While the full recovery of Calgary’s office market may still be a long way off, the sense of panic that once might have been present has dissipated.
“From this office and from my peers and my clients on a going forward basis, it’s a positive mindset driven by the new entrepreneurs that are going to come up in the next one to 10 years,” said Andrew King, associate vice-president of Barclay Street Real Estate, which just issued its first-quarter report on the Calgary office sector.
Almost 270,000 square feet of office space was returned to the downtown Calgary market in the first three months of 2017, pushing the total amount available for lease to just over 10 million square feet and raising the vacancy rate slightly to 24.2 per cent.
An additional 501,000 square feet of space is being marketed for occupancy from April through September.
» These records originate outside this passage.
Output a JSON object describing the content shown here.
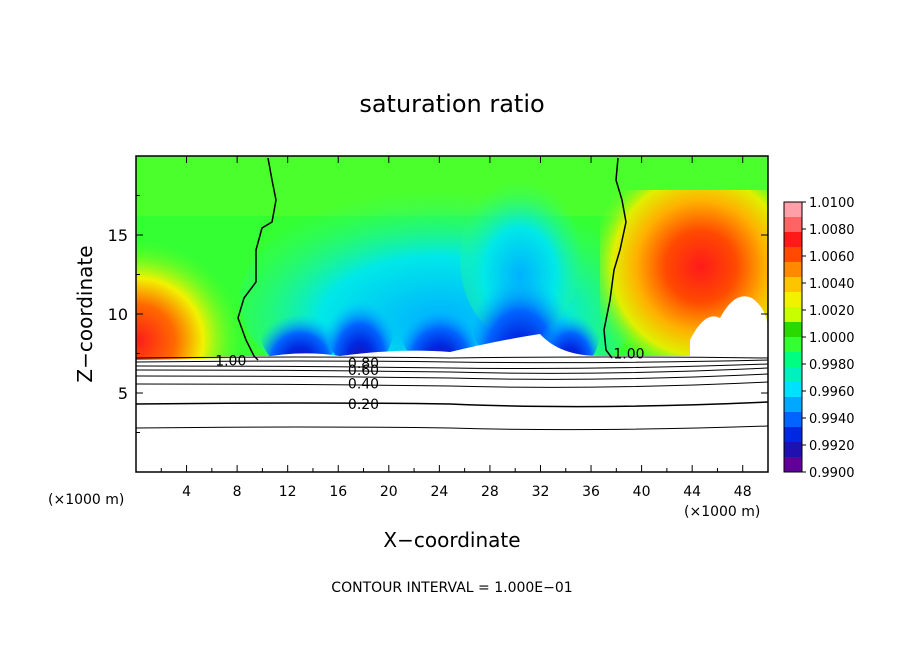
{
  "chart_data": {
    "type": "heatmap",
    "title": "saturation ratio",
    "xlabel": "X−coordinate",
    "ylabel": "Z−coordinate",
    "x_unit_left": "(×1000 m)",
    "x_unit_right": "(×1000 m)",
    "footer": "CONTOUR INTERVAL = 1.000E−01",
    "xlim": [
      0,
      50
    ],
    "ylim": [
      0,
      20
    ],
    "x_ticks": [
      "4",
      "8",
      "12",
      "16",
      "20",
      "24",
      "28",
      "32",
      "36",
      "40",
      "44",
      "48"
    ],
    "y_ticks": [
      "5",
      "10",
      "15"
    ],
    "x_tick_values": [
      4,
      8,
      12,
      16,
      20,
      24,
      28,
      32,
      36,
      40,
      44,
      48
    ],
    "y_tick_values": [
      5,
      10,
      15
    ],
    "colorbar": {
      "labels": [
        "1.0100",
        "1.0080",
        "1.0060",
        "1.0040",
        "1.0020",
        "1.0000",
        "0.9980",
        "0.9960",
        "0.9940",
        "0.9920",
        "0.9900"
      ],
      "colors": [
        "#ff9fa8",
        "#ff6464",
        "#ff1a1a",
        "#ff4a00",
        "#ff8a00",
        "#ffc400",
        "#f2f200",
        "#c8ff00",
        "#2bd800",
        "#33ff33",
        "#00ff80",
        "#00f0c0",
        "#00e0ff",
        "#00a8ff",
        "#0064ff",
        "#0028e0",
        "#2010b0",
        "#600098"
      ]
    },
    "contour_labels": [
      {
        "text": "1.00",
        "x": 7.5,
        "z": 7.05
      },
      {
        "text": "0.80",
        "x": 18.0,
        "z": 6.9
      },
      {
        "text": "0.60",
        "x": 18.0,
        "z": 6.45
      },
      {
        "text": "0.40",
        "x": 18.0,
        "z": 5.6
      },
      {
        "text": "0.20",
        "x": 18.0,
        "z": 4.3
      },
      {
        "text": "1.00",
        "x": 39.0,
        "z": 7.5
      }
    ]
  }
}
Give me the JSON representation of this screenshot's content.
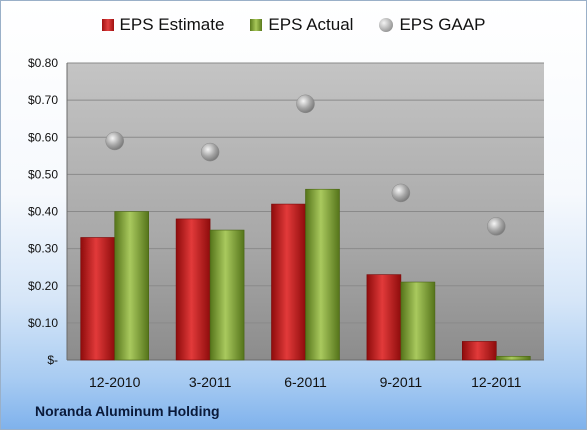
{
  "company": "Noranda Aluminum Holding",
  "chart_data": {
    "type": "bar",
    "categories": [
      "12-2010",
      "3-2011",
      "6-2011",
      "9-2011",
      "12-2011"
    ],
    "series": [
      {
        "name": "EPS Estimate",
        "kind": "bar",
        "color": "#c81e1e",
        "values": [
          0.33,
          0.38,
          0.42,
          0.23,
          0.05
        ]
      },
      {
        "name": "EPS Actual",
        "kind": "bar",
        "color": "#8db03c",
        "values": [
          0.4,
          0.35,
          0.46,
          0.21,
          0.01
        ]
      },
      {
        "name": "EPS GAAP",
        "kind": "scatter",
        "color": "#b0b0b0",
        "values": [
          0.59,
          0.56,
          0.69,
          0.45,
          0.36
        ]
      }
    ],
    "yticks": [
      "$-",
      "$0.10",
      "$0.20",
      "$0.30",
      "$0.40",
      "$0.50",
      "$0.60",
      "$0.70",
      "$0.80"
    ],
    "ylim": [
      0,
      0.8
    ],
    "grid": true,
    "legend_position": "top"
  }
}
The 707 Fifth building, developed by Manulife Real Estate and due to be completed soon, comprises the majority of that space.
A further 1.01-million square feet will become available in the next seven to 18 months, including 457,000 square feet up for sublease in The Bow Building as well as the unleased portions of Brookfield Place Calgary and TELUS Sky.
The latter developments are scheduled for completion in the fourth quarter of 2017 and the fourth quarter of 2018 respectively.
Activity by non-oil companies
The oil industry dominates the Calgary office market and its slump over the past couple of years is the biggest reason for the high number of vacancies. King said other industries are picking up the slack somewhat, citing two companies as examples.
Benevity is a growing local company specializing in online workplace giving, matching, volunteering and integrated grant management solutions. It’s taken three floors in the seven-storey Meredith Block, a Remington Development Corporation building on the outskirts of downtown.
Solium, a mature but expanding Calgary-based financial technology company, has taken a significant amount of space in Oxford Properties Group’s downtown Eau Claire Tower on a sublease.
“Startups are taking the 2,000-square-feet-and-smaller spaces, which is nice,” added Barclay Street research director Anthony Scott. “They’re starting to nibble into the vacancies themselves.”
Other companies are taking advantage of lower rents and consolidating multiple locations into single buildings downtown. WSP, an engineering firm that has its Canadian head office in Montreal, consolidated several locations to take 160,000 square feet in Brookfield Properties’ class-A Fifth Avenue Place in January.
“The biggest trend is the flight to quality,” said King, noting some B- and C-class tenants are going more upmarket to existing A-class buildings or new structures.
Landlords offer inducements to tenants
Landlords are becoming significantly more aggressive in moving to secure existing tenants and attract new prospects, according to Scott. The expectation is that generous tenant inducements such as free rent, furnished space and improvement allowances will continue to be the norm until sustained demand from tenants begins to erode the large inventory of available spaces.
“Landlords who have vacant headlease space have been and are still in competition with the sub-landlords,” said Scott. “There has been a bit of an arms race when it comes to the carrots that have been dangled to try to get tenants to take the primary leases in the buildings.”
That being said, Scott pointed out there’s been a change in perspective by both landlords and tenants that’s helping narrow the rent expectation gap between the two parties. This has resulted in more specific incentives being offered by owners on a case-by-case basis rather than the blanket approach previously used.
“We’re more than two-and-a-half years into this thing and people are realizing they have to roll with the punches,” said Scott. “Cooler heads are prevailing.”
Beltline and suburbs
Calgary’s Beltline, immediately south of the downtown, had a small amount of positive absorption for the second straight quarter. It has a vacancy rate of 18.1 per cent.
Several new office developments are slated for delivery in the suburbs and promise to shake up the leasing environment. While leasing activity increased somewhat in the first quarter, the vacancy rate still sits at 22.9 per cent.
A building at 7136-11th Street NE that’s scheduled for completion in the third quarter is less than 30 per cent leased at the moment, according to the report.
Headlease expiries will make an additional 179,000 square feet available for occupancy through September, while a further 153,000 square feet will become available in existing buildings in the next seven to 18 months.